We need to understand and comprehend the technological advances and developments around us if we are to sustain our brands in today’s fast-paced world.
No one wants to become obsolete, but we can unwittingly suffer this fate should we not be vigilant. Remember the call-pagers that once ruled the way we communicate?
They seemingly became obsolete overnight with the entry of analog cell phones, which then gave way just as quickly to digital cell phones. Research and development (R&D) is not limited to experiments or the manufacture and development of new products—it most certainly includes what consumers want.
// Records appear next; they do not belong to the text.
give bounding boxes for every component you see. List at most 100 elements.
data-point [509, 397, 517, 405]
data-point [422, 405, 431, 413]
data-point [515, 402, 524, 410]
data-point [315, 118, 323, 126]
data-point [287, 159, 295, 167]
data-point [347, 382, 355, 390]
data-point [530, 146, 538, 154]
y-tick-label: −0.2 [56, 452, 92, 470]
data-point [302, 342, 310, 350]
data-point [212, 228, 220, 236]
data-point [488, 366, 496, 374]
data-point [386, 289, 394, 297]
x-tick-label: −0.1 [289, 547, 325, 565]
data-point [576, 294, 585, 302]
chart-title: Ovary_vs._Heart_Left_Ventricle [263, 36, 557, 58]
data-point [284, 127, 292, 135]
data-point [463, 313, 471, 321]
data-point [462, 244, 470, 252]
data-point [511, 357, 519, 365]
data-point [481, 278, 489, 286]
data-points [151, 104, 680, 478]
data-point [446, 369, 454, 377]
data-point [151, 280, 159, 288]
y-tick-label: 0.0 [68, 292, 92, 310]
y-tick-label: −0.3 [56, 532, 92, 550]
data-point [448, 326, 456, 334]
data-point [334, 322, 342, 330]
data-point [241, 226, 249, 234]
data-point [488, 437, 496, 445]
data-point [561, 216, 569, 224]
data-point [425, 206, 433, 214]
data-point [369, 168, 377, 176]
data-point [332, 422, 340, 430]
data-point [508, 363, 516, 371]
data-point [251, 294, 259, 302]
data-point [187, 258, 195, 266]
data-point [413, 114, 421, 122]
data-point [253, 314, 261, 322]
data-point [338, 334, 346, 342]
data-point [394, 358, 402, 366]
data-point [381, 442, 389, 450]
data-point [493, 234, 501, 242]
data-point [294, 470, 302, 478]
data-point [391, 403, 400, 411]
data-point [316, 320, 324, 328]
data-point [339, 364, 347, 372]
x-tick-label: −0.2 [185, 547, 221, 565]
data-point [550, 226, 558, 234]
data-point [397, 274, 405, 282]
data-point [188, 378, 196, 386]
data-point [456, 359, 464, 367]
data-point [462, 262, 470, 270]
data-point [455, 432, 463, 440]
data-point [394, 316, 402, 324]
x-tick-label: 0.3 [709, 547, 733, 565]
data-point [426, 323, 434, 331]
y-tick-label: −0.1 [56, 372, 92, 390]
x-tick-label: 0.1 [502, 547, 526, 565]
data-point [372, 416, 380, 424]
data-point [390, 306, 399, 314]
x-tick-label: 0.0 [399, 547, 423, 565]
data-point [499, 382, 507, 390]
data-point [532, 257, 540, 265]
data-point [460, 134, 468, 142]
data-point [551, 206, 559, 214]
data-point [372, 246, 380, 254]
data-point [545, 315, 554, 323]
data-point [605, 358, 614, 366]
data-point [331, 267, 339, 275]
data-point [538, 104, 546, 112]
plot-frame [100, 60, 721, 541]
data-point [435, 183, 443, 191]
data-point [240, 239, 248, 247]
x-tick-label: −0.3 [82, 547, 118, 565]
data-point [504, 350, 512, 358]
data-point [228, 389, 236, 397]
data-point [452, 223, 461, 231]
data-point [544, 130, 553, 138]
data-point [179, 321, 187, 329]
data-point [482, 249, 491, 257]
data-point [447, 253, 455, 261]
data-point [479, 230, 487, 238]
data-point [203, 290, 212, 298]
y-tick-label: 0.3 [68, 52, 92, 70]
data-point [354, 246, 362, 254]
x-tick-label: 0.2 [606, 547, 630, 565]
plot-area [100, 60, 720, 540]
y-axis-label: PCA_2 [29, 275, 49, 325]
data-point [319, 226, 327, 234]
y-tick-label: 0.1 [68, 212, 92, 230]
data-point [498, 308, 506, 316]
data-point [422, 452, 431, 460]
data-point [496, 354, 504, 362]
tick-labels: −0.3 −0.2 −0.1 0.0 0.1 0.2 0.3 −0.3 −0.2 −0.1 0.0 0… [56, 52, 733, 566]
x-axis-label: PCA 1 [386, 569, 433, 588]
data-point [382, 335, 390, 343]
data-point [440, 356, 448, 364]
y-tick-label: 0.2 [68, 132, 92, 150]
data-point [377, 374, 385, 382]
But how do we guard against fast changing technologies? First, keep up with industry newsmakers (magazines, news development broadcasts, etc.)—be a news junkie. One need not be a techie to keep pace of developments other than to understand new developments. There is also the need to have an information technology professional in the staff, whether for office computers, software developments, or audit. R&D is crucial if brands are to stay viable. Consumer patterns also change with technology. Stay ahead of the game or end up obsolete.
But how do we maintain R&D, other than spend a lot on experiments? We don’t have to be rocket scientists to understand what’s going on around us. But we need to stay aware by reading international marketing magazines, attending exhibits, tracking products as they move on and off shelves and watching changing lifestyle patterns.
Beyond that, presidents, chief executive officers, and brand managers must stay focused on their market rather than isolate themselves; they must stay confident in sales and product performance. Surveys and market research are better tools than R&D, but tend to be costly.
A good brand manager should be able to fit the glove for R&D, consumer habit audits, research, innovative technological advances, and the sensitivity needed to stay ahead of the game. The problem, however, is that, much of the time, identifying a good brand manager can be tricky.
Do we choose a run-of-the-mill candidate from “the young,” fresh out of school; do we choose one that confuses marketing with branding? Or do we choose one that understands that branding is the consistent delivery of the brand promise, generating the integrity needed to make it the brand?
Superbranding is the execution of these values, taking into account the developing patterns of consumers to enable consistent delivery of the promise, thereby generating the integrity needed to sustain sales. Doing so will keep the brand relevant.